晚上,我照例做了四个菜,一一摆在饭桌上,母亲却忽然说:“孩子,咱娘俩到平房顶上吃去,好不好?”我误认为听错了,盯着母亲看。

母亲说:“我想正儿八经地看月儿。”

我有些犹豫,怕九十五岁的母亲上不了房顶,又怕出事。

母亲拍拍我说:“没事,今天的月儿好,它会保佑咱的。”

我把桌子和饭菜搬上平房顶,再搀扶母亲慢慢上去。母亲盘腿坐下,望一眼四面,拍拍双腿道:“孩子,月儿全来到咱家里了。”母亲要我倒半杯白酒,洒几滴在一旁,自己喝了一口,说:“真好,五年了,我今天才看清了这么大的月亮。这跟那年在苞米地边一样的滋味。”

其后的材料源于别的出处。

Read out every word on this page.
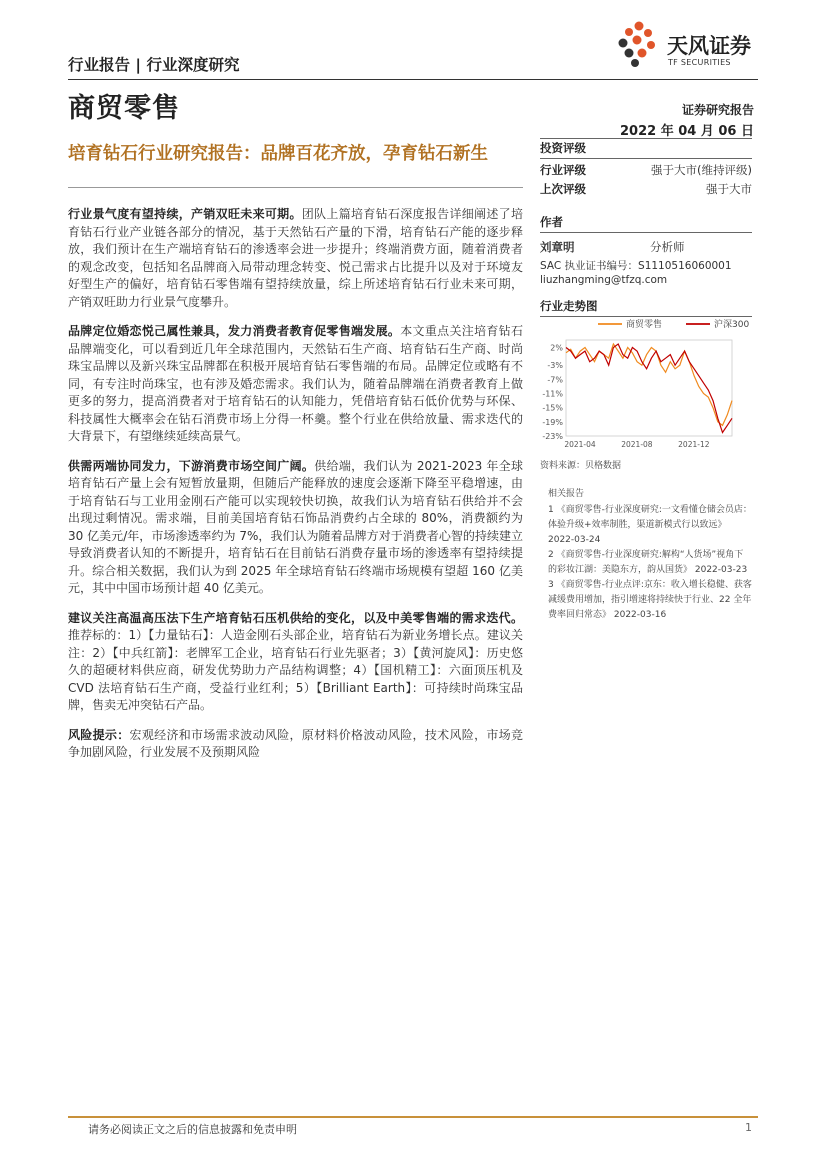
行业报告 | 行业深度研究
商贸零售
天风证券
TF SECURITIES
证券研究报告
2022 年 04 月 06 日
培育钻石行业研究报告：品牌百花齐放，孕育钻石新生

行业景气度有望持续，产销双旺未来可期。团队上篇培育钻石深度报告详细阐述了培育钻石行业产业链各部分的情况，基于天然钻石产量的下滑，培育钻石产能的逐步释放，我们预计在生产端培育钻石的渗透率会进一步提升；终端消费方面，随着消费者的观念改变，包括知名品牌商入局带动理念转变、悦己需求占比提升以及对于环境友好型生产的偏好，培育钻石零售端有望持续放量，综上所述培育钻石行业未来可期，产销双旺助力行业景气度攀升。

品牌定位婚恋悦己属性兼具，发力消费者教育促零售端发展。本文重点关注培育钻石品牌端变化，可以看到近几年全球范围内，天然钻石生产商、培育钻石生产商、时尚珠宝品牌以及新兴珠宝品牌都在积极开展培育钻石零售端的布局。品牌定位或略有不同，有专注时尚珠宝，也有涉及婚恋需求。我们认为，随着品牌端在消费者教育上做更多的努力，提高消费者对于培育钻石的认知能力，凭借培育钻石低价优势与环保、科技属性大概率会在钻石消费市场上分得一杯羹。整个行业在供给放量、需求迭代的大背景下，有望继续延续高景气。

供需两端协同发力，下游消费市场空间广阔。供给端，我们认为 2021-2023 年全球培育钻石产量上会有短暂放量期，但随后产能释放的速度会逐渐下降至平稳增速，由于培育钻石与工业用金刚石产能可以实现较快切换，故我们认为培育钻石供给并不会出现过剩情况。需求端，目前美国培育钻石饰品消费约占全球的 80%，消费额约为 30 亿美元/年，市场渗透率约为 7%，我们认为随着品牌方对于消费者心智的持续建立导致消费者认知的不断提升，培育钻石在目前钻石消费存量市场的渗透率有望持续提升。综合相关数据，我们认为到 2025 年全球培育钻石终端市场规模有望超 160 亿美元，其中中国市场预计超 40 亿美元。

建议关注高温高压法下生产培育钻石压机供给的变化，以及中美零售端的需求迭代。推荐标的：1）【力量钻石】：人造金刚石头部企业，培育钻石为新业务增长点。建议关注：2）【中兵红箭】：老牌军工企业，培育钻石行业先驱者；3）【黄河旋风】：历史悠久的超硬材料供应商，研发优势助力产品结构调整；4）【国机精工】：六面顶压机及 CVD 法培育钻石生产商，受益行业红利；5）【Brilliant Earth】：可持续时尚珠宝品牌，售卖无冲突钻石产品。

风险提示：宏观经济和市场需求波动风险，原材料价格波动风险，技术风险，市场竞争加剧风险，行业发展不及预期风险

投资评级
行业评级	强于大市(维持评级)
上次评级	强于大市
作者
刘章明	分析师
SAC 执业证书编号：S1110516060001
liuzhangming@tfzq.com
行业走势图
商贸零售	沪深300
2%
-3%
-7%
-11%
-15%
-19%
-23%
2021-04	2021-08	2021-12
资料来源：贝格数据
相关报告
1 《商贸零售-行业深度研究:一文看懂仓储会员店：体验升级+效率制胜，渠道新模式行以致远》 2022-03-24
2 《商贸零售-行业深度研究:解构“人货场”视角下的彩妆江湖：美隐东方，韵从国货》 2022-03-23
3 《商贸零售-行业点评:京东：收入增长稳健、获客减缓费用增加，指引增速将持续快于行业、22 全年费率回归常态》 2022-03-16
请务必阅读正文之后的信息披露和免责申明	1
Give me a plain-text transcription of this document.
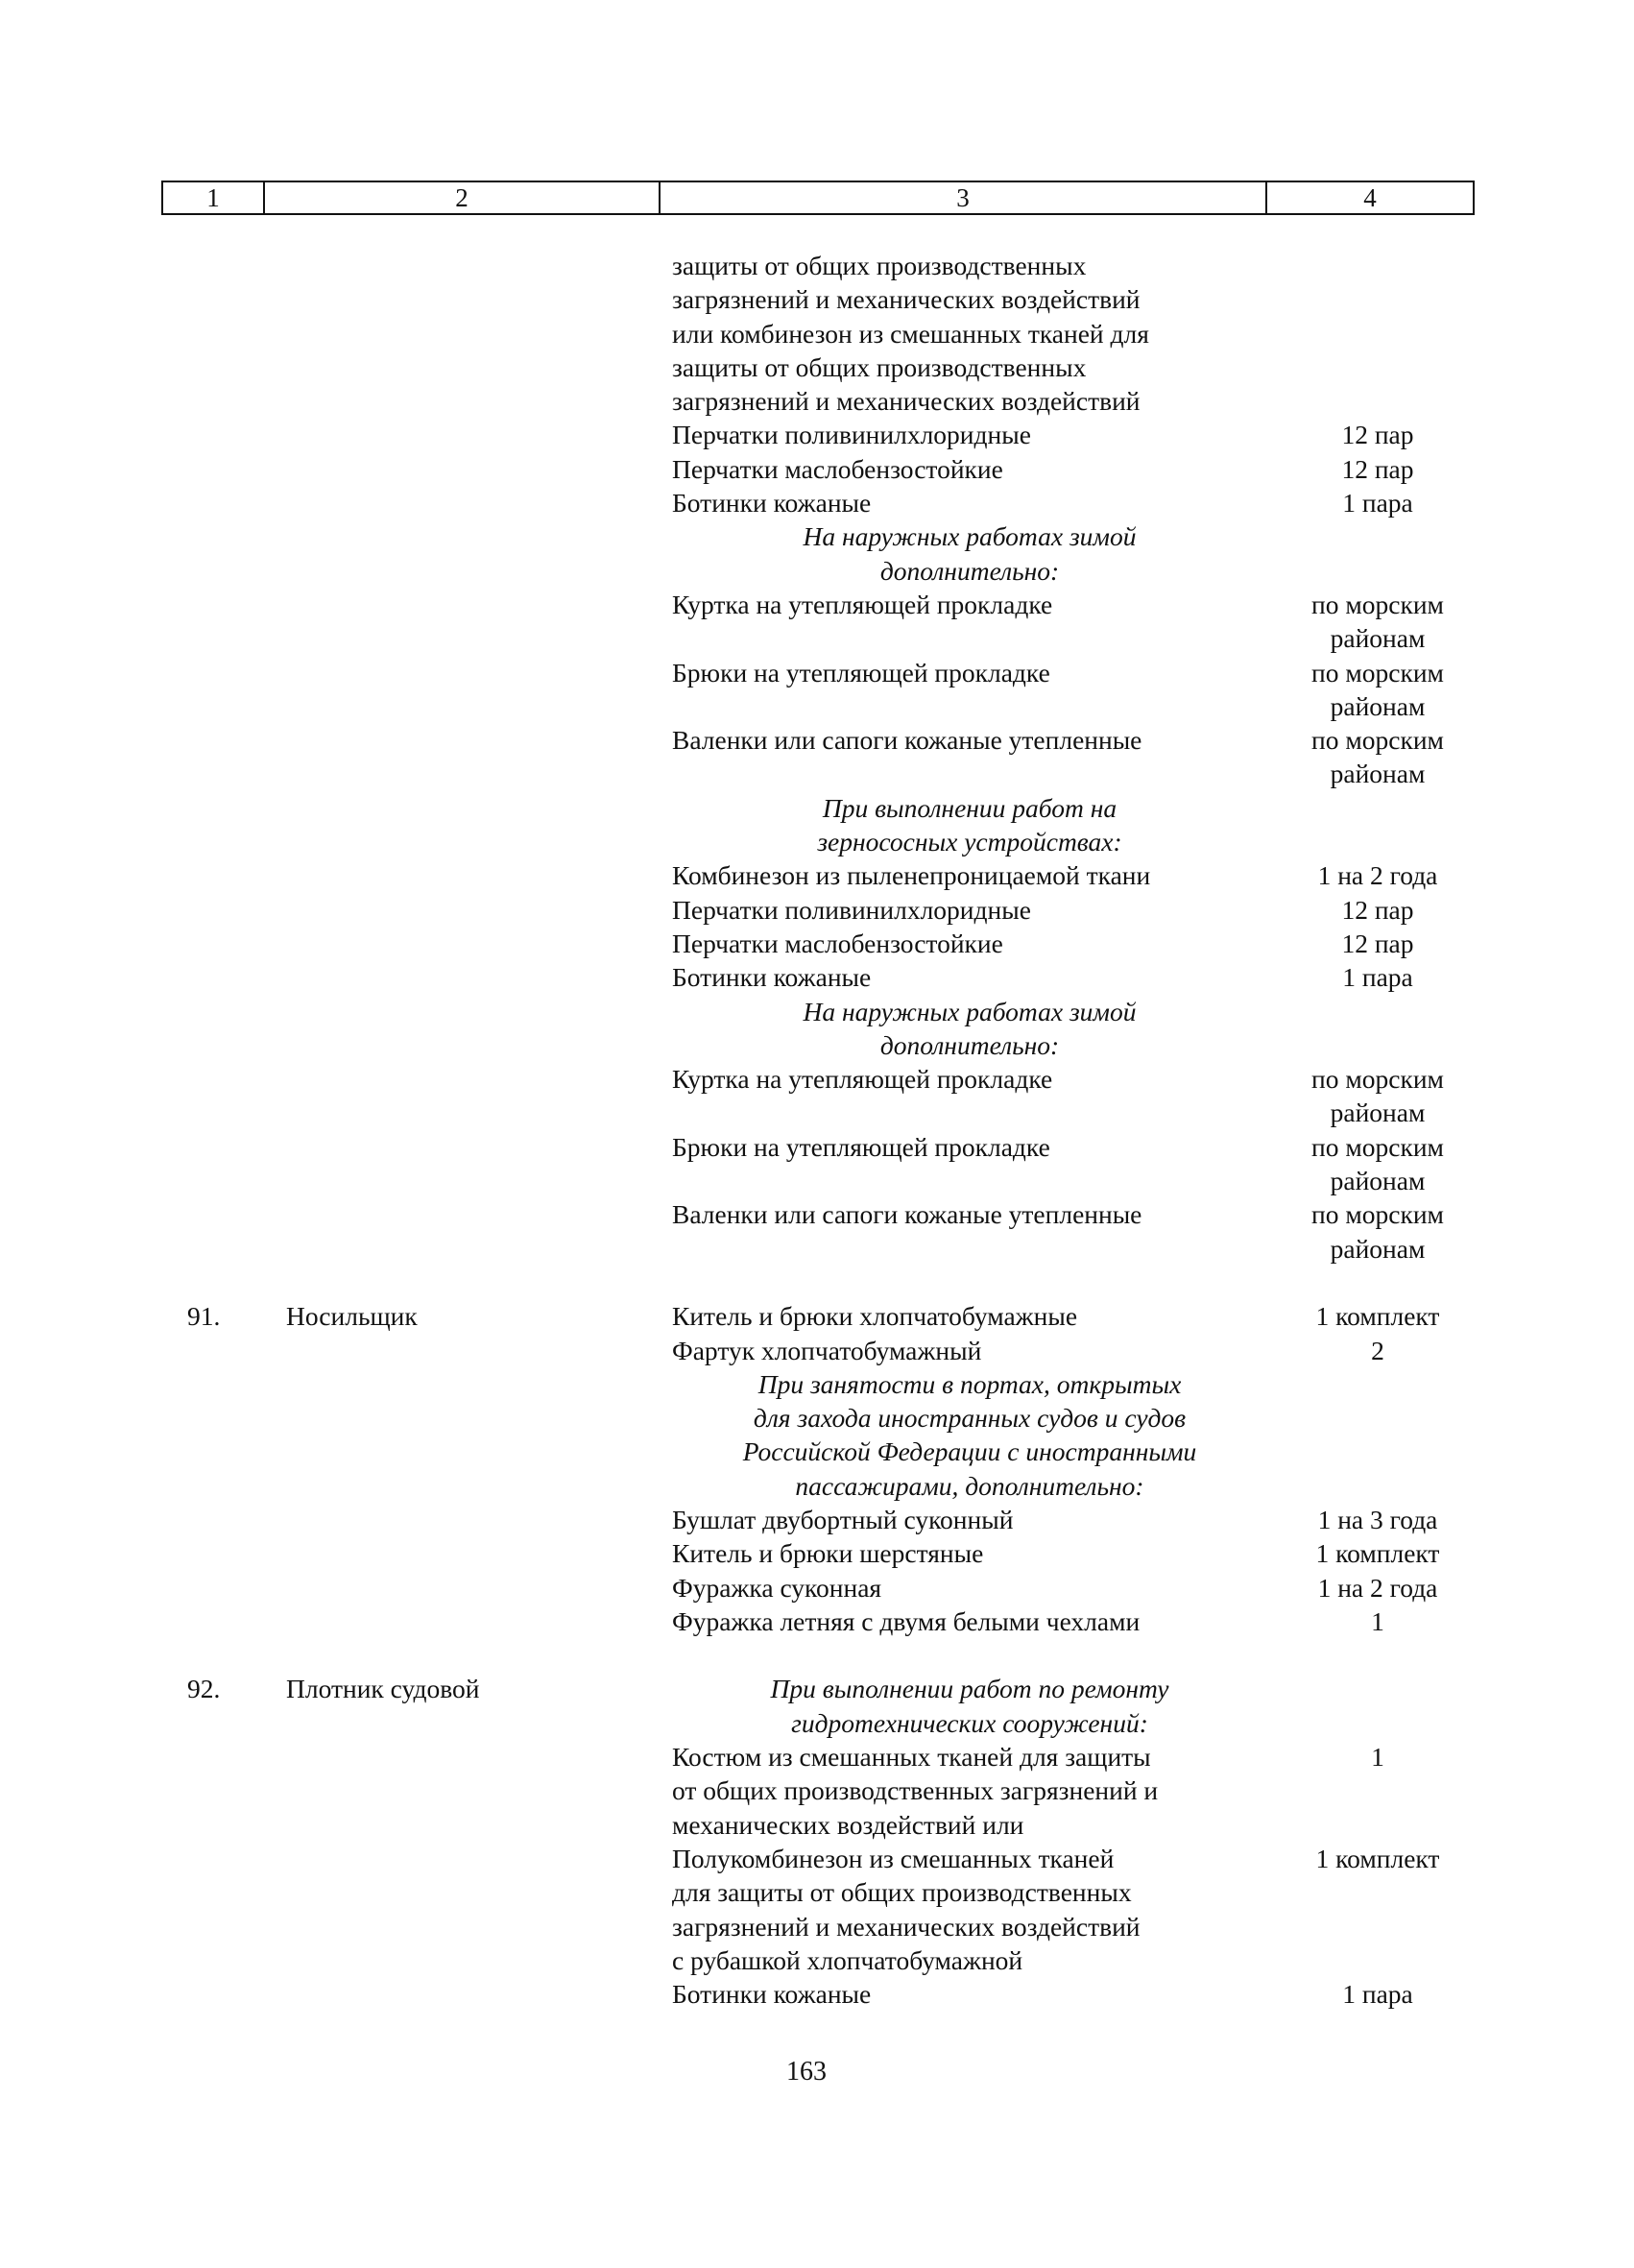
1	2	3	4
защиты от общих производственных
загрязнений и механических воздействий
или комбинезон из смешанных тканей для
защиты от общих производственных
загрязнений и механических воздействий
Перчатки поливинилхлоридные	12 пар
Перчатки маслобензостойкие	12 пар
Ботинки кожаные	1 пара
На наружных работах зимой
дополнительно:
Куртка на утепляющей прокладке	по морским
районам
Брюки на утепляющей прокладке	по морским
районам
Валенки или сапоги кожаные утепленные	по морским
районам
При выполнении работ на
зернососных устройствах:
Комбинезон из пыленепроницаемой ткани	1 на 2 года
Перчатки поливинилхлоридные	12 пар
Перчатки маслобензостойкие	12 пар
Ботинки кожаные	1 пара
На наружных работах зимой
дополнительно:
Куртка на утепляющей прокладке	по морским
районам
Брюки на утепляющей прокладке	по морским
районам
Валенки или сапоги кожаные утепленные	по морским
районам
91. Носильщик	Китель и брюки хлопчатобумажные	1 комплект
Фартук хлопчатобумажный	2
При занятости в портах, открытых
для захода иностранных судов и судов
Российской Федерации с иностранными
пассажирами, дополнительно:
Бушлат двубортный суконный	1 на 3 года
Китель и брюки шерстяные	1 комплект
Фуражка суконная	1 на 2 года
Фуражка летняя с двумя белыми чехлами	1
92. Плотник судовой	При выполнении работ по ремонту
гидротехнических сооружений:
Костюм из смешанных тканей для защиты	1
от общих производственных загрязнений и
механических воздействий или
Полукомбинезон из смешанных тканей	1 комплект
для защиты от общих производственных
загрязнений и механических воздействий
с рубашкой хлопчатобумажной
Ботинки кожаные	1 пара
163
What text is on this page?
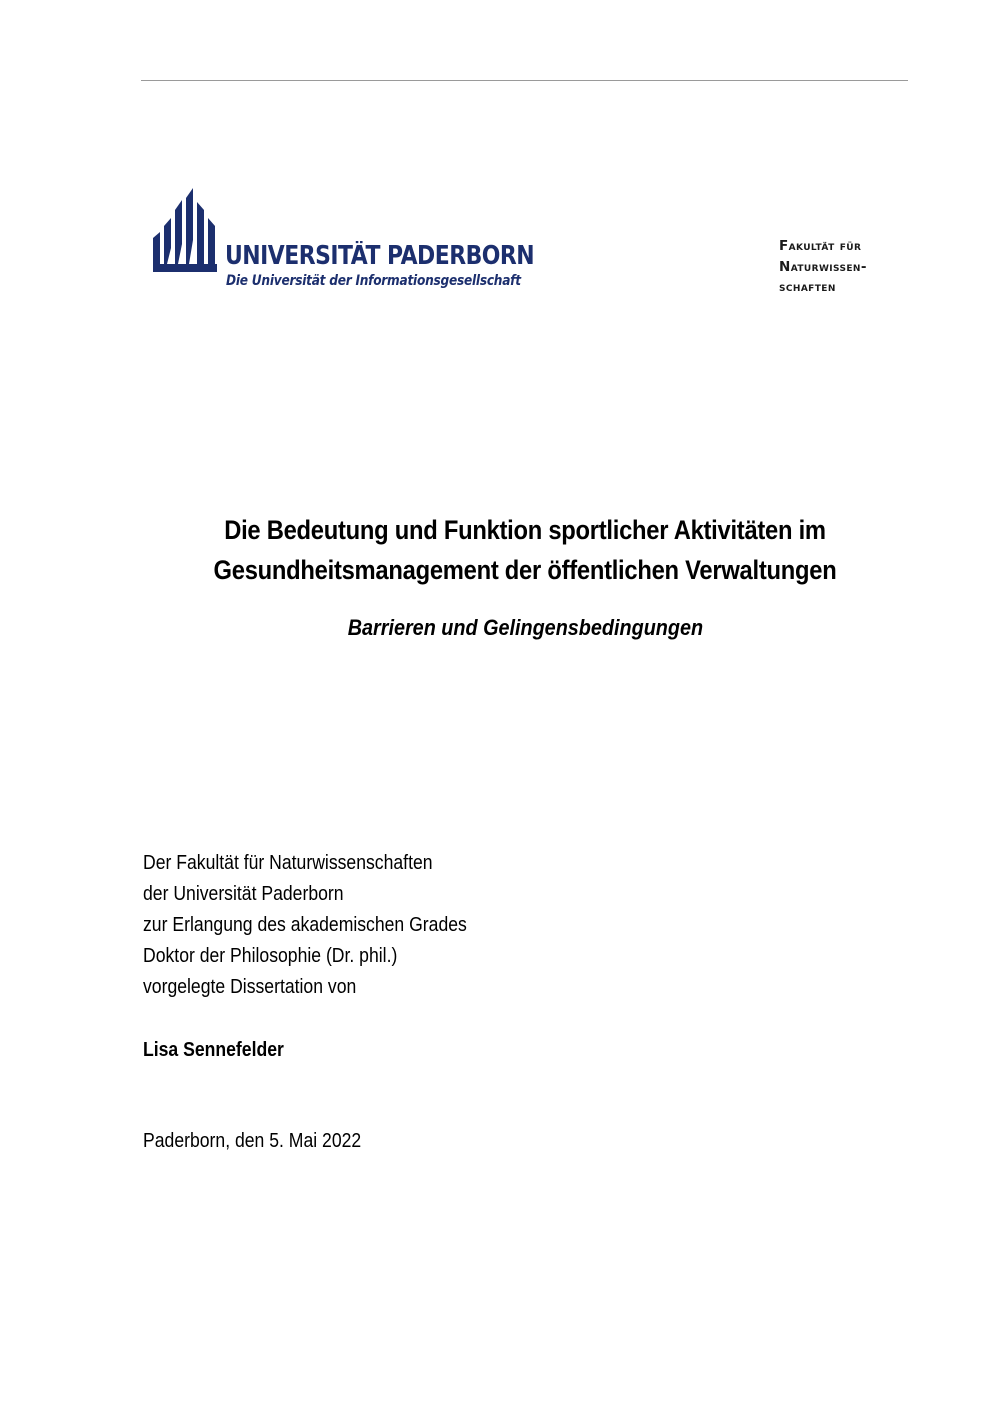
UNIVERSITÄT PADERBORN
Die Universität der Informationsgesellschaft
Fakultät für
Naturwissen-
schaften
Die Bedeutung und Funktion sportlicher Aktivitäten im
Gesundheitsmanagement der öffentlichen Verwaltungen
Barrieren und Gelingensbedingungen
Der Fakultät für Naturwissenschaften
der Universität Paderborn
zur Erlangung des akademischen Grades
Doktor der Philosophie (Dr. phil.)
vorgelegte Dissertation von
Lisa Sennefelder
Paderborn, den 5. Mai 2022
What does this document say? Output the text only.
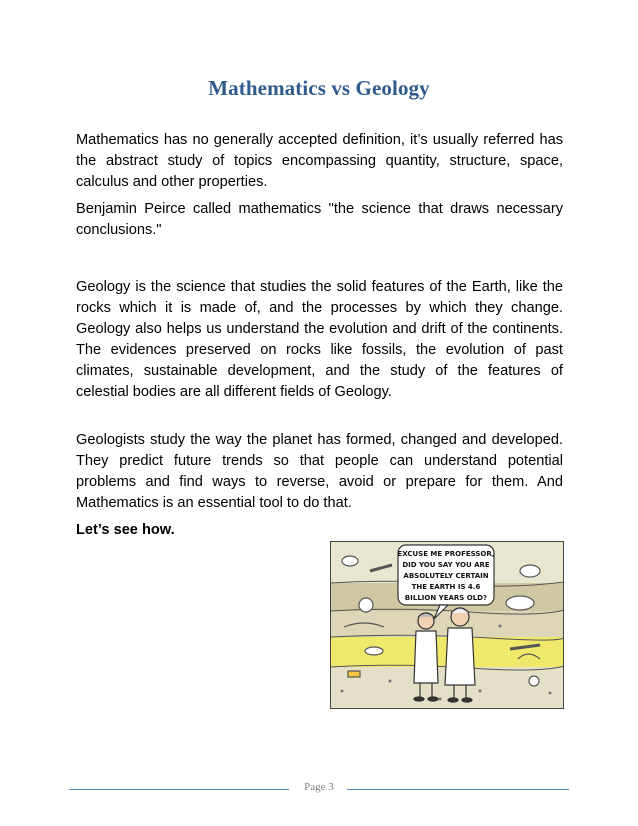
Mathematics vs Geology

Mathematics has no generally accepted definition, it’s usually referred has the abstract study of topics encompassing quantity, structure, space, calculus and other properties.

Benjamin Peirce called mathematics "the science that draws necessary conclusions."

Geology is the science that studies the solid features of the Earth, like the rocks which it is made of, and the processes by which they change. Geology also helps us understand the evolution and drift of the continents. The evidences preserved on rocks like fossils, the evolution of past climates, sustainable development, and the study of the features of celestial bodies are all different fields of Geology.

Geologists study the way the planet has formed, changed and developed. They predict future trends so that people can understand potential problems and find ways to reverse, avoid or prepare for them. And Mathematics is an essential tool to do that.

Let’s see how.

EXCUSE ME PROFESSOR,
DID YOU SAY YOU ARE
ABSOLUTELY CERTAIN
THE EARTH IS 4.6
BILLION YEARS OLD?
Page 3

忽然记起那年庄稼丰收,赶在中秋节,我们兄妹一起回家帮忙秋收,薅完花生后,傍晚又砍苞米。父亲舍不得时间,让母亲把饭送到地边,饭菜很丰盛,地面铺了塑料纸,我们席地而坐,边吃边说着农活。月儿把光洒到我们的脸上、手上。母亲说,月儿下来了。我们才想起看月。饭后,接着砍苞米,月儿明亮地照着我们。

我被母亲感染了,也感觉月亮怎么这样大、这样圆,真的是“月是故乡明”。没有地面参照物,无房子、无墙阻隔,它完完整整地、圆圆地举在头顶,仿佛真要掉下来似的,伸手便可以够到。

母亲仿佛变年轻了,花白的头发似瀑布流泻,有了精神。我们吃着饭,村里家家传出香味儿,忙碌的村人正在做饭。月儿静默地看人间,虽不语,却以最美的祝福赞赏这乡间的中秋。